Essential Darija Phrases
- As-salamu alaykum / Wa alaykum as-salam — Peace be upon you / And upon you peace (the standard greeting and reply)
- Labas — How are you (casual, also used as a greeting)
- Labas hamdullah — I am fine, thanks be to God (the standard reply to Labas)
- Mrhaba — Welcome
- Bslama — Goodbye
- Bshal hada — How much is this
- Ghali bzaf — Too expensive
- Rkhis chwiya — A bit cheaper please
- Khud hadi — I will take this
- Shokran — Thank you
- La shokran — No thank you (very useful in the souks)
- Fin kayn [mosque / souk / riad] — Where is the [mosque / souk / riad]
- Ysar — Left
- Ymin — Right
- Niyshan — Straight ahead
- Bismillah — Said before eating (literally: in the name of God)
- Mzyan bzaf — Very good
Numbers 1-10 in Darija
Wahad / Juj
One / Two
Tlata / Rba
Three / Four
Khamsa / Stta
Five / Six
Sba / Tmanya
Seven / Eight
Tsa / Ashra
Nine / Ten
I learned about ten words of Darija before my trip — just hello, thank you, and some numbers. Every single time I used them in the souk or a cafe, the reaction was completely different to when I spoke English. People genuinely lit up.
Amazigh Phrases for the Atlas Mountains
In the High Atlas, Middle Atlas, and the south of Morocco, you will encounter Amazigh (Berber) communities where Tamazight dialects are the first language and Darija is the second. Two phrases are worth knowing: Azul, which means hello, and Tanmirt, which means thank you. Greeting an Atlas village family with Azul rather than the Arabic As-salamu alaykum shows a level of awareness that is always met with genuine appreciation. The Amazigh people have a distinct culture and history from Arab Morocco, and acknowledging that distinction, however briefly, matters.

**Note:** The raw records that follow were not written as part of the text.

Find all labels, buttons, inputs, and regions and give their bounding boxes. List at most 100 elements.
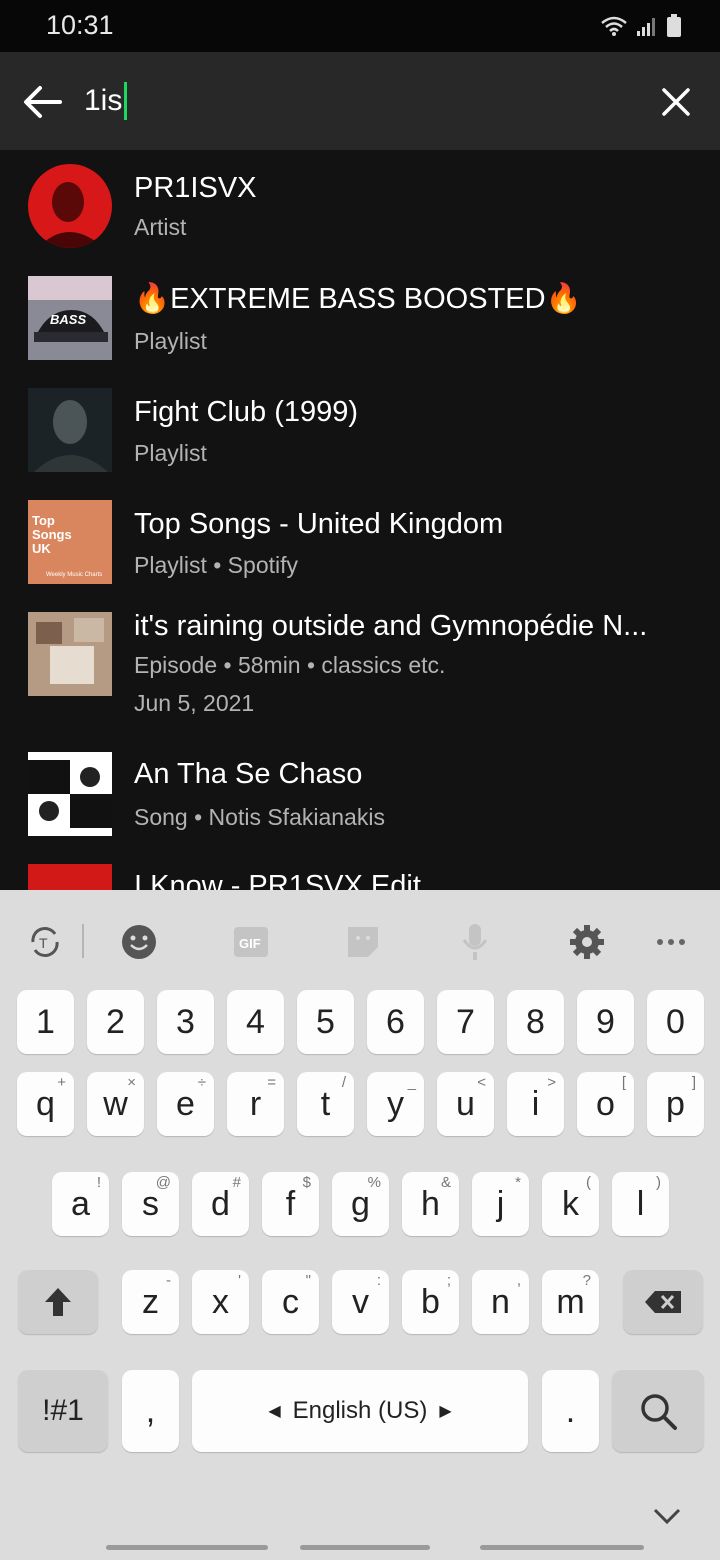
- key-label: z: [142, 1282, 159, 1321]
- key-i[interactable]: i >: [507, 1072, 564, 1136]
- key-6[interactable]: 6: [367, 990, 424, 1054]
- key-g[interactable]: g%: [332, 1172, 389, 1236]
- period-key[interactable]: .: [542, 1370, 599, 1452]
- key-hint: $: [302, 1174, 311, 1191]
- gif-icon[interactable]: GIF: [229, 920, 273, 964]
- key-q[interactable]: q +: [17, 1072, 74, 1136]
- key-j[interactable]: j *: [472, 1172, 529, 1236]
- key-3[interactable]: 3: [157, 990, 214, 1054]
- key-n[interactable]: n,: [472, 1270, 529, 1334]
- search-key[interactable]: [612, 1370, 704, 1452]
- key-hint: =: [267, 1074, 276, 1091]
- key-label: c: [282, 1282, 299, 1321]
- key-label: 6: [386, 1002, 405, 1041]
- result-date: Jun 5, 2021: [134, 690, 255, 716]
- key-label: 4: [246, 1002, 265, 1041]
- key-hint: %: [367, 1174, 381, 1191]
- key-label: 5: [316, 1002, 335, 1041]
- key-m[interactable]: m?: [542, 1270, 599, 1334]
- key-f[interactable]: f $: [262, 1172, 319, 1236]
- playlist-cover: Top Songs UK Weekly Music Charts: [28, 500, 112, 584]
- key-k[interactable]: k(: [542, 1172, 599, 1236]
- playlist-cover: BASS: [28, 276, 112, 360]
- key-7[interactable]: 7: [437, 990, 494, 1054]
- svg-text:T: T: [39, 935, 48, 951]
- key-label: 8: [526, 1002, 545, 1041]
- key-label: f: [285, 1184, 296, 1223]
- key-v[interactable]: v:: [332, 1270, 389, 1334]
- key-hint: ): [656, 1174, 661, 1191]
- key-label: x: [212, 1282, 229, 1321]
- text-translate-icon[interactable]: T: [23, 920, 67, 964]
- key-4[interactable]: 4: [227, 990, 284, 1054]
- result-row[interactable]: PR1ISVX Artist: [0, 164, 720, 254]
- result-subtitle: Playlist • Spotify: [134, 552, 298, 578]
- microphone-icon[interactable]: [453, 920, 497, 964]
- key-label: l: [636, 1184, 645, 1223]
- chevron-down-icon[interactable]: [652, 1506, 682, 1526]
- key-u[interactable]: u <: [437, 1072, 494, 1136]
- key-r[interactable]: r =: [227, 1072, 284, 1136]
- key-hint: -: [166, 1272, 171, 1289]
- search-results-list: PR1ISVX Artist BASS 🔥EXTREME BASS BOOSTE…: [0, 150, 720, 890]
- key-5[interactable]: 5: [297, 990, 354, 1054]
- comma-key[interactable]: ,: [122, 1370, 179, 1452]
- key-l[interactable]: l): [612, 1172, 669, 1236]
- key-e[interactable]: e ÷: [157, 1072, 214, 1136]
- key-d[interactable]: d #: [192, 1172, 249, 1236]
- key-t[interactable]: t /: [297, 1072, 354, 1136]
- key-hint: >: [547, 1074, 556, 1091]
- result-row[interactable]: Top Songs UK Weekly Music Charts Top Son…: [0, 500, 720, 590]
- more-options-icon[interactable]: [649, 920, 693, 964]
- key-label: o: [596, 1084, 615, 1123]
- keyboard: T GIF 1 2 3 4 5 6 7 8 9 0 q + w × e ÷ r = t / y _ u < i > o[p] a! s @…: [0, 890, 720, 1560]
- cover-title-text: Top Songs UK: [32, 513, 72, 556]
- nav-bar-right: [480, 1545, 644, 1550]
- language-left-arrow: ◀: [268, 1403, 281, 1420]
- emoji-icon[interactable]: [117, 920, 161, 964]
- result-row[interactable]: I Know - PR1SVX Edit: [0, 864, 720, 890]
- key-label: h: [421, 1184, 440, 1223]
- spacebar-key[interactable]: ◀ English (US) ▶: [192, 1370, 528, 1452]
- result-row[interactable]: it's raining outside and Gymnopédie N...…: [0, 610, 720, 732]
- key-label: k: [562, 1184, 579, 1223]
- key-x[interactable]: x ': [192, 1270, 249, 1334]
- clear-icon[interactable]: [658, 84, 694, 120]
- key-hint: _: [407, 1074, 416, 1091]
- key-z[interactable]: z-: [122, 1270, 179, 1334]
- key-o[interactable]: o[: [577, 1072, 634, 1136]
- result-title: Top Songs - United Kingdom: [134, 508, 504, 540]
- key-0[interactable]: 0: [647, 990, 704, 1054]
- key-p[interactable]: p]: [647, 1072, 704, 1136]
- search-input[interactable]: 1is: [84, 82, 128, 120]
- key-label: n: [491, 1282, 510, 1321]
- key-9[interactable]: 9: [577, 990, 634, 1054]
- result-subtitle: Artist: [134, 214, 187, 240]
- key-hint: *: [515, 1174, 521, 1191]
- back-arrow-icon[interactable]: [20, 80, 64, 124]
- key-c[interactable]: c ": [262, 1270, 319, 1334]
- key-hint: :: [376, 1272, 381, 1289]
- key-s[interactable]: s @: [122, 1172, 179, 1236]
- result-row[interactable]: BASS 🔥EXTREME BASS BOOSTED🔥 Playlist: [0, 276, 720, 366]
- shift-key[interactable]: [18, 1270, 98, 1334]
- key-1[interactable]: 1: [17, 990, 74, 1054]
- key-w[interactable]: w ×: [87, 1072, 144, 1136]
- key-b[interactable]: b;: [402, 1270, 459, 1334]
- key-hint: ": [305, 1272, 311, 1289]
- result-row[interactable]: Fight Club (1999) Playlist: [0, 388, 720, 478]
- key-a[interactable]: a!: [52, 1172, 109, 1236]
- settings-gear-icon[interactable]: [565, 920, 609, 964]
- backspace-key[interactable]: [623, 1270, 703, 1334]
- result-title: Fight Club (1999): [134, 396, 359, 428]
- key-label: 0: [666, 1002, 685, 1041]
- result-row[interactable]: An Tha Se Chaso Song • Notis Sfakianakis: [0, 752, 720, 842]
- key-2[interactable]: 2: [87, 990, 144, 1054]
- key-8[interactable]: 8: [507, 990, 564, 1054]
- result-subtitle: Playlist: [134, 440, 207, 466]
- key-h[interactable]: h &: [402, 1172, 459, 1236]
- sticker-icon[interactable]: [341, 920, 385, 964]
- key-label: 3: [176, 1002, 195, 1041]
- symbols-key[interactable]: !#1: [18, 1370, 108, 1452]
- key-y[interactable]: y _: [367, 1072, 424, 1136]
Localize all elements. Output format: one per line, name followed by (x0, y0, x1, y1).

The Best Phrase in the Souks
La shokran — no thank you — said firmly and with a smile is the single most useful phrase in any Moroccan medina. Touts and informal guides approach everyone; a confident la shokran is universally understood and respected. You do not need to be rude, ignore people, or feel guilty. Say it once, keep walking, and the interaction ends there.